I was taken back by Avery’s cold bloodedness; it must have showed. “Oh, sorry, I forgot you and he had worked together.” He reached into his computer bag and pulled out a half dozen sheets of lined paper pulled from a composition notebook from the looks of them. “Frank wanted you to take a look at these.” Typical Frank, appoint a lacky to ask a favor.

“These” where six pages of Winston’s crabbed, generally illegible handwriting. During the Bumbridge project they had been so paranoid about security they had actually made us use paper and pens, I had become adept at deciphering Winston’s scrawl during the six months of hell of that project. “Alright, pass them over I’ll give it a go.”

I started to look the pages over, Avery hovered. “Go buy lunch, I want one of those Rubens, no thousand island, make them use mustard.” I shoed him away, I hated having someone looking over my shoulder. I deciphered and typed into a Word doc so I wouldn't have to re-read it for Avery and got quite lost in the papers.

“John,

I realize they will probably hand this to you since you are the only one that seems able to read my scrawlings. Let me saw I am sorry; I really don’t want to drag you into this.”

Well…that was a bit disconcerting.

“You know I have been called eclectic for my diverse interests, always trying to tie various disciplines together. Lately I have been working with the Guys and Girls over in the nano section.”

I hadn’t known that, as compartmented as they liked to keep us, they usually didn’t let the left know what the right was doing.

“They have two types, destructors and constructors. Destructors break things down into component atoms and constructors take the component atoms and build them into whatever the particular nano is encoded to build.”

I wish he would get on with it, my eyes were cramping reading his chicken scratching.

“That got me to thinking that that is a clever way to do terraforming and from there I leaped into other paths.
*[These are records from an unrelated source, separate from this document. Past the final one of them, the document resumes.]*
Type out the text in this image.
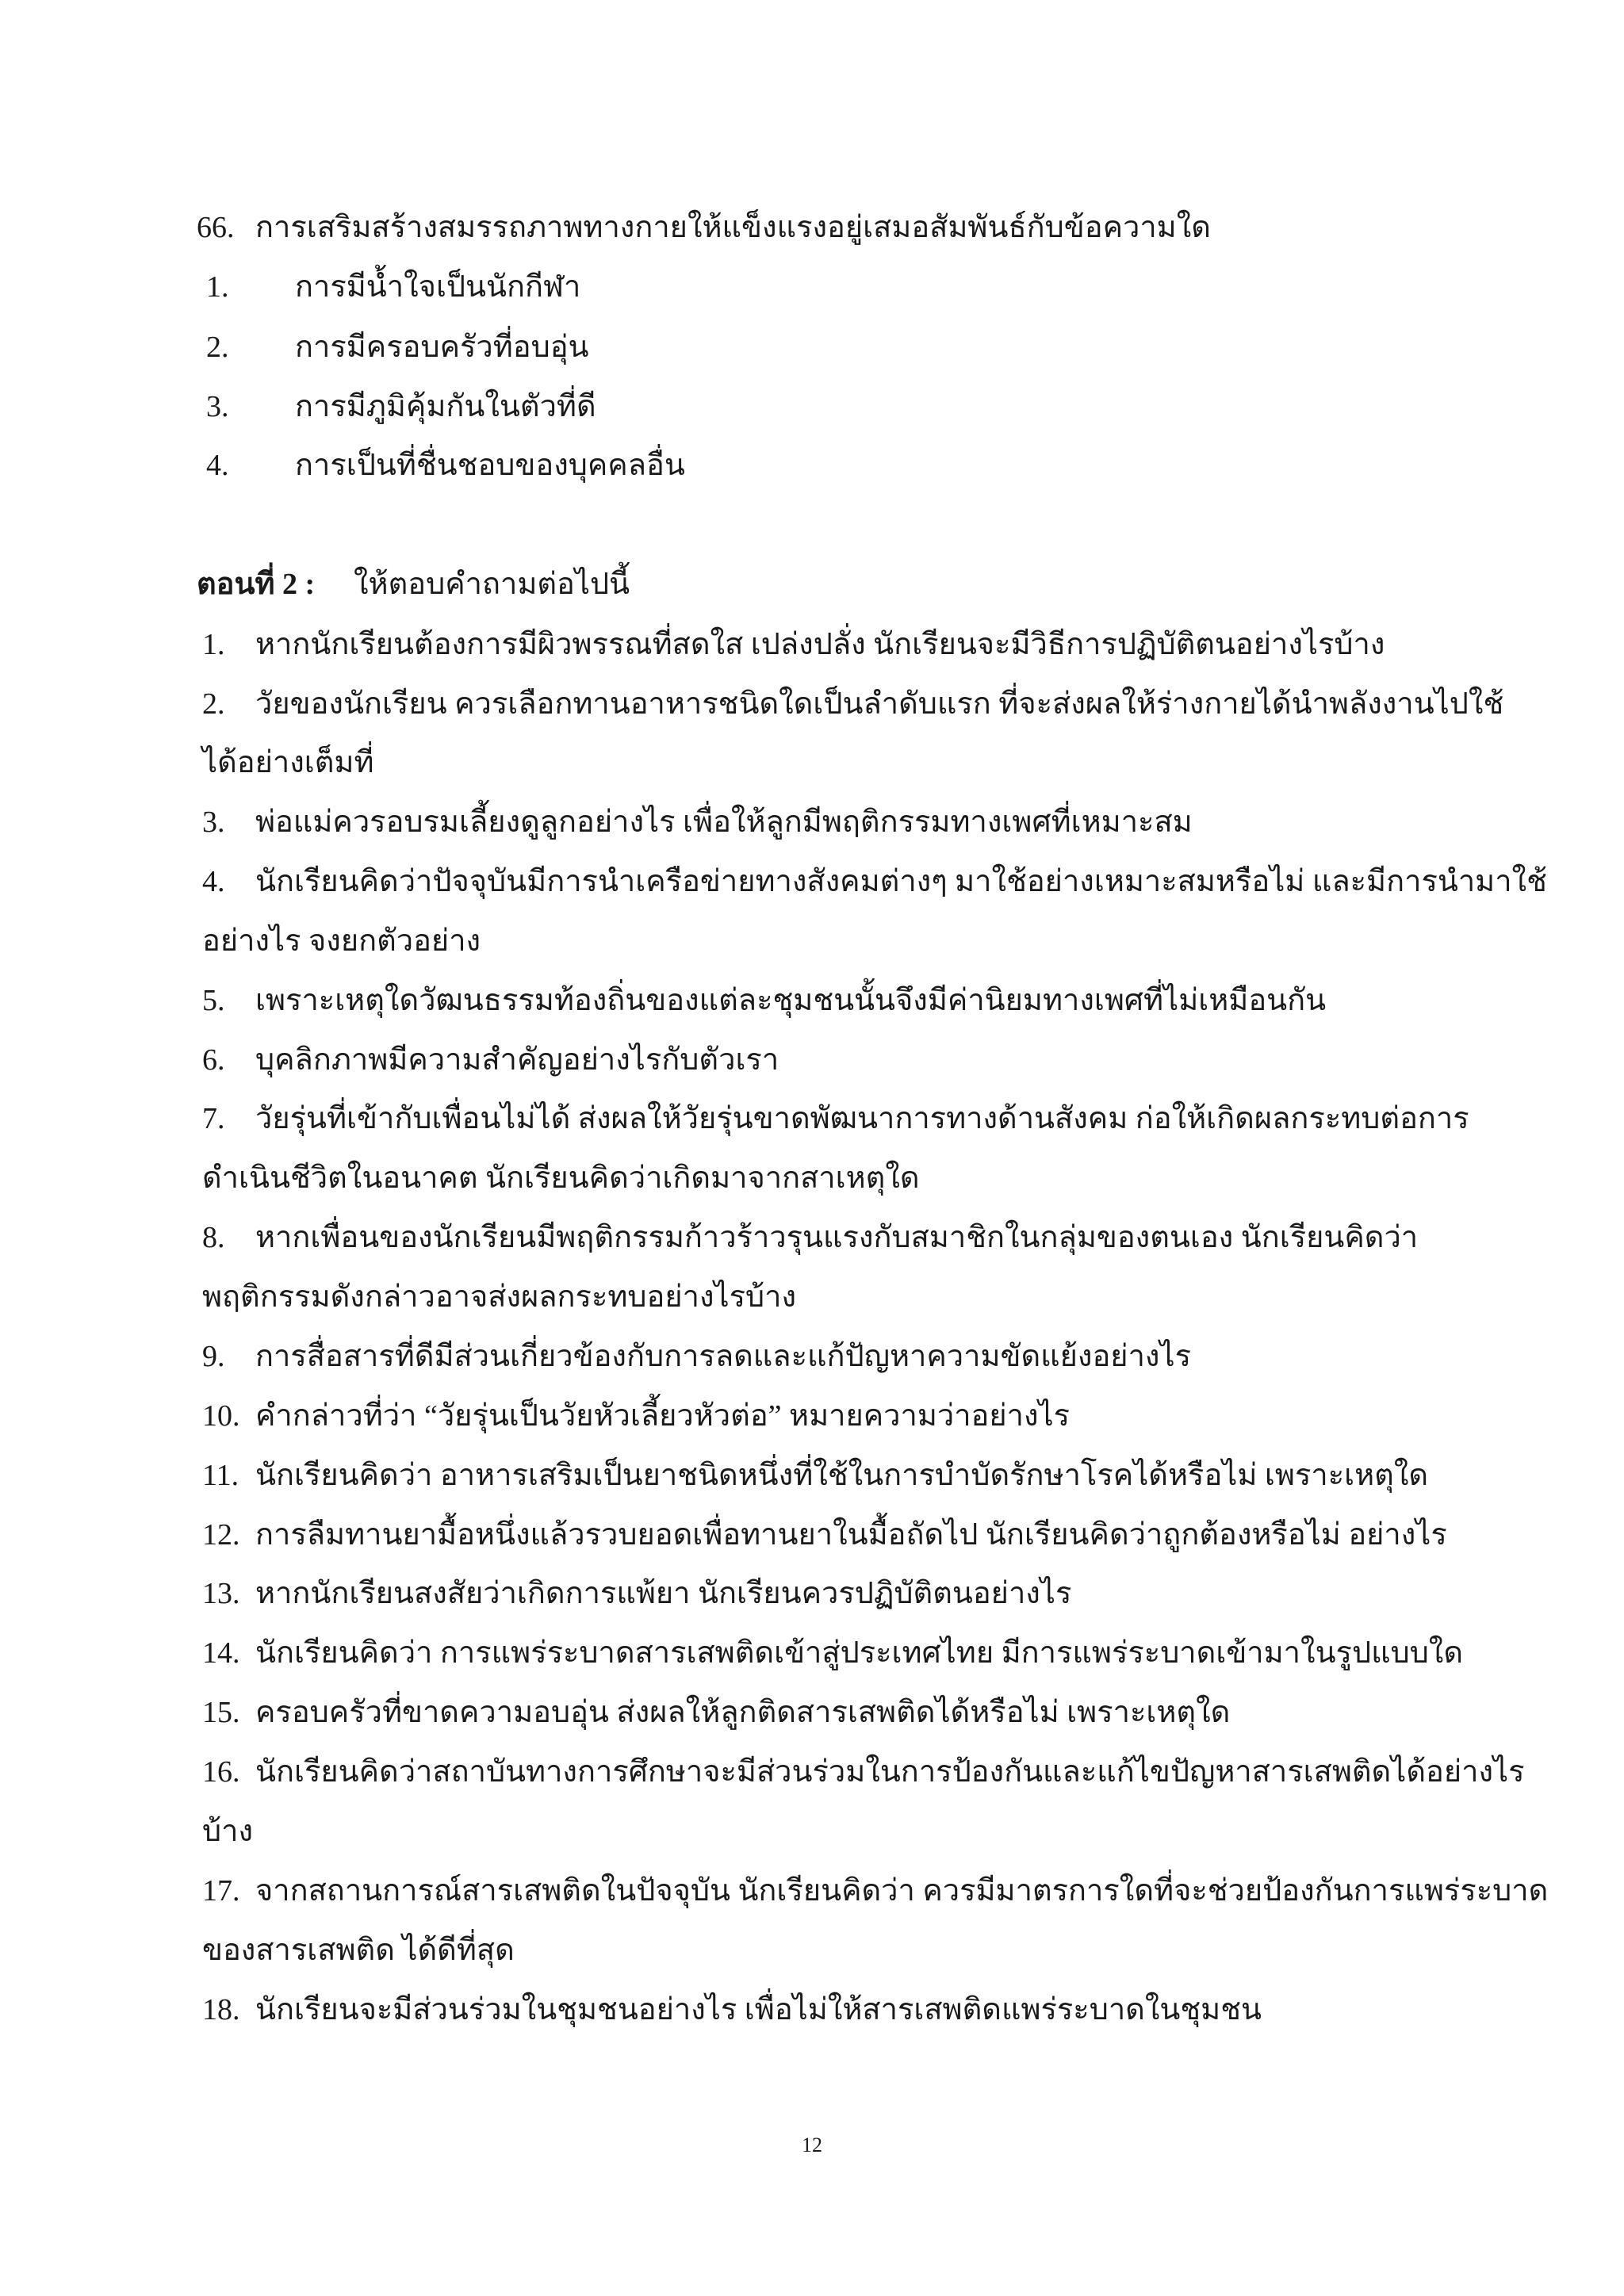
66. การเสริมสร้างสมรรถภาพทางกายให้แข็งแรงอยู่เสมอสัมพันธ์กับข้อความใด
1. การมีน้ำใจเป็นนักกีฬา
2. การมีครอบครัวที่อบอุ่น
3. การมีภูมิคุ้มกันในตัวที่ดี
4. การเป็นที่ชื่นชอบของบุคคลอื่น
ตอนที่ 2 : ให้ตอบคำถามต่อไปนี้
1. หากนักเรียนต้องการมีผิวพรรณที่สดใส เปล่งปลั่ง นักเรียนจะมีวิธีการปฏิบัติตนอย่างไรบ้าง
2. วัยของนักเรียน ควรเลือกทานอาหารชนิดใดเป็นลำดับแรก ที่จะส่งผลให้ร่างกายได้นำพลังงานไปใช้
ได้อย่างเต็มที่
3. พ่อแม่ควรอบรมเลี้ยงดูลูกอย่างไร เพื่อให้ลูกมีพฤติกรรมทางเพศที่เหมาะสม
4. นักเรียนคิดว่าปัจจุบันมีการนำเครือข่ายทางสังคมต่างๆ มาใช้อย่างเหมาะสมหรือไม่ และมีการนำมาใช้
อย่างไร จงยกตัวอย่าง
5. เพราะเหตุใดวัฒนธรรมท้องถิ่นของแต่ละชุมชนนั้นจึงมีค่านิยมทางเพศที่ไม่เหมือนกัน
6. บุคลิกภาพมีความสำคัญอย่างไรกับตัวเรา
7. วัยรุ่นที่เข้ากับเพื่อนไม่ได้ ส่งผลให้วัยรุ่นขาดพัฒนาการทางด้านสังคม ก่อให้เกิดผลกระทบต่อการ
ดำเนินชีวิตในอนาคต นักเรียนคิดว่าเกิดมาจากสาเหตุใด
8. หากเพื่อนของนักเรียนมีพฤติกรรมก้าวร้าวรุนแรงกับสมาชิกในกลุ่มของตนเอง นักเรียนคิดว่า
พฤติกรรมดังกล่าวอาจส่งผลกระทบอย่างไรบ้าง
9. การสื่อสารที่ดีมีส่วนเกี่ยวข้องกับการลดและแก้ปัญหาความขัดแย้งอย่างไร
10. คำกล่าวที่ว่า “วัยรุ่นเป็นวัยหัวเลี้ยวหัวต่อ” หมายความว่าอย่างไร
11. นักเรียนคิดว่า อาหารเสริมเป็นยาชนิดหนึ่งที่ใช้ในการบำบัดรักษาโรคได้หรือไม่ เพราะเหตุใด
12. การลืมทานยามื้อหนึ่งแล้วรวบยอดเพื่อทานยาในมื้อถัดไป นักเรียนคิดว่าถูกต้องหรือไม่ อย่างไร
13. หากนักเรียนสงสัยว่าเกิดการแพ้ยา นักเรียนควรปฏิบัติตนอย่างไร
14. นักเรียนคิดว่า การแพร่ระบาดสารเสพติดเข้าสู่ประเทศไทย มีการแพร่ระบาดเข้ามาในรูปแบบใด
15. ครอบครัวที่ขาดความอบอุ่น ส่งผลให้ลูกติดสารเสพติดได้หรือไม่ เพราะเหตุใด
16. นักเรียนคิดว่าสถาบันทางการศึกษาจะมีส่วนร่วมในการป้องกันและแก้ไขปัญหาสารเสพติดได้อย่างไร
บ้าง
17. จากสถานการณ์สารเสพติดในปัจจุบัน นักเรียนคิดว่า ควรมีมาตรการใดที่จะช่วยป้องกันการแพร่ระบาด
ของสารเสพติด ได้ดีที่สุด
18. นักเรียนจะมีส่วนร่วมในชุมชนอย่างไร เพื่อไม่ให้สารเสพติดแพร่ระบาดในชุมชน
12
You remember I had dealings with SETI, that whole falderal about allowing the Beowolf cluster access to my laptop to help decode radio telescope data, but I digress.”

Falderal, right, he had nearly been fired when they discovered he had turned over many of the laptops and desktops to SETI to use when they were idle, popping open a pipe through the network security (supposedly impossible) to do so, if they hadn’t wanted to know how he did that he would have been on the street.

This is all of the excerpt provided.